In a major licensing deal, HBO will offer its biggest original series including The Sopranos and Big Love to Amazon Prime customers as part of an exclusive agreement reached between the two parties Wednesday.
The deal marks the first time HBO has exhibited its original series outside of its linear premium channels, it’s on demand services or its HBO GO digital service. Starting May 21 premium Amazon Prime customers will have access to such shows as Six Feet Under, The Wire, Big Love, Deadwood, Eastbound and Down, Family Tree, Enlightened, Treme, and early seasons of Boardwalk Empire and True Blood, said network officials. Under the deal, previous seasons of HBO shows, such as Girls, The Newsroom and Veep will become available over the course of the multi-year agreement, approximately three years after airing on HBO, the programmer said.
In addition, miniseries such as Band Of Brothers and John Adams will be made available to Amazon Prime. All content available on Amazon Prime will remain on HBO GO, according to the network.
Moreover, HBO Go will become available on Amazon’s Fire TV, the $99 digital streaming and gaming device that launched earlier this month.
HBO executive vice president of business and legal affairs Glenn Whitehead said in a statement regarding the deal that “as owners of our original programming, we have always sought to capitalize on that investment. Given our longstanding relationship with Amazon, we couldn’t think of a better partner to entrust with this valuable collection. We’re also excited to bring HBO GO to Amazon’s Fire TV. The features like unified voice search will provide a compelling experience for HBO customers.”
Brad Beale, director of content acquisition for Amazon, said “HBO has produced some of the most groundbreaking, beloved and award-winning shows in television history, with more than 115 Emmys amongst the assortment of shows coming to Prime members next month,” said. “HBO original content is some of the most-popular across Amazon Instant Video—our customers love watching these shows. Now Prime members can enjoy a collection of great HBO shows on an unlimited basis, at no additional cost to their Prime membership.”
OTT Competition Heats Up
The deal enters play as competition between Amazon Prime and Netflix, which doesn’t have access to the coveted HBO library, continues to heat up.

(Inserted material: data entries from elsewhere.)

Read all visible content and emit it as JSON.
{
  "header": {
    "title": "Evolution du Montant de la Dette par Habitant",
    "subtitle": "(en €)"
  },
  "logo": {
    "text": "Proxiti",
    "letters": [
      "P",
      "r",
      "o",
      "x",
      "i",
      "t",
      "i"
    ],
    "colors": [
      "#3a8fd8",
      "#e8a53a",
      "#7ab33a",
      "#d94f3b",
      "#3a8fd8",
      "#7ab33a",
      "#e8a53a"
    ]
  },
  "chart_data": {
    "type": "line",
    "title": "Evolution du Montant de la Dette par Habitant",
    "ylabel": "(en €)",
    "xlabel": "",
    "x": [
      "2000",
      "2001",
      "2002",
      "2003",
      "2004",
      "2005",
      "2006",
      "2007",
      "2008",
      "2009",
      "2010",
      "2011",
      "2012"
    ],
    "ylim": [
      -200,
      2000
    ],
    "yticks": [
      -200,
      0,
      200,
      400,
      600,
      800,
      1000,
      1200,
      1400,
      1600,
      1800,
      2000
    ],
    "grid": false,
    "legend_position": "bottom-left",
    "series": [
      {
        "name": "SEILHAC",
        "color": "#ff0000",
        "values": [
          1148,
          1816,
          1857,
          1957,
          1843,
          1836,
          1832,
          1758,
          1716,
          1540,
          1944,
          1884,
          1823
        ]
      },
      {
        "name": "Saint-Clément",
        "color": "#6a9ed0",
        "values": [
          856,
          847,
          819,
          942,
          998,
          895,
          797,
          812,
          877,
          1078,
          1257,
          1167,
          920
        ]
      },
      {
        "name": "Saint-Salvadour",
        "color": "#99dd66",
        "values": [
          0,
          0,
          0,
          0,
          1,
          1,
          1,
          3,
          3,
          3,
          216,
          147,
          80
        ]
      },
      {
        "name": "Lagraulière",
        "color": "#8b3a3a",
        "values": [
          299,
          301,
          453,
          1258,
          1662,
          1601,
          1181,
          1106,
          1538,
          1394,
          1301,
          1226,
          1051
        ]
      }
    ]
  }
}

And getting an exclusive with HBO should help Amazon justify its recent decision to raise the price of Amazon Prime for U.S. subscribers by $20 – from $79 to $99 per year. In addition to access to a large streaming library, Amazon Prime also features free two-day shipping.
In January, Amazon CFO Tom Szkutak denied that that rising video licensing costs were among the drivers for the price hikes that Amazon was contemplating for Prime. However, the decision to raise the price did come as Amazon expands its video library via new licensing deals (of recent note, Amazon has inked content exclusives for Prime customers with Twenteith Century Fox, Tribeca Film, BBC America, MTV and FX, an Amazon official pointed out), as well as a growing selection of original fare.
Additionally, the Amazon Studios unit, plans to shoot all “full” original series being teed up this year in the 4K format. Amazon is also among the content providers that will deliver a package of 4K content to Samsung’s new line of Ultra HD TVs.
Amazon has not revealed an exact subscriber figure for Prime, only going as far as saying that it has signed up “tens of millions” of them. However, Bernstein Research analyst Carlos Kirjner estimated recently that there are 20 million to 25 million U.S. homes with at least one Amazon Prime account, and 70 million U.S. homes with an active Amazon.com account.
Netflix, which intends to raise monthly subscription fees for new customers by $1 or $2 per month later this year, ended the first quarter with 48.35 million total streaming subs -- 35.67 million in the U.S., and 13.62 million in its international markets.
-- Multichannel News technology editor Jeff Baumgartner contributed to this report.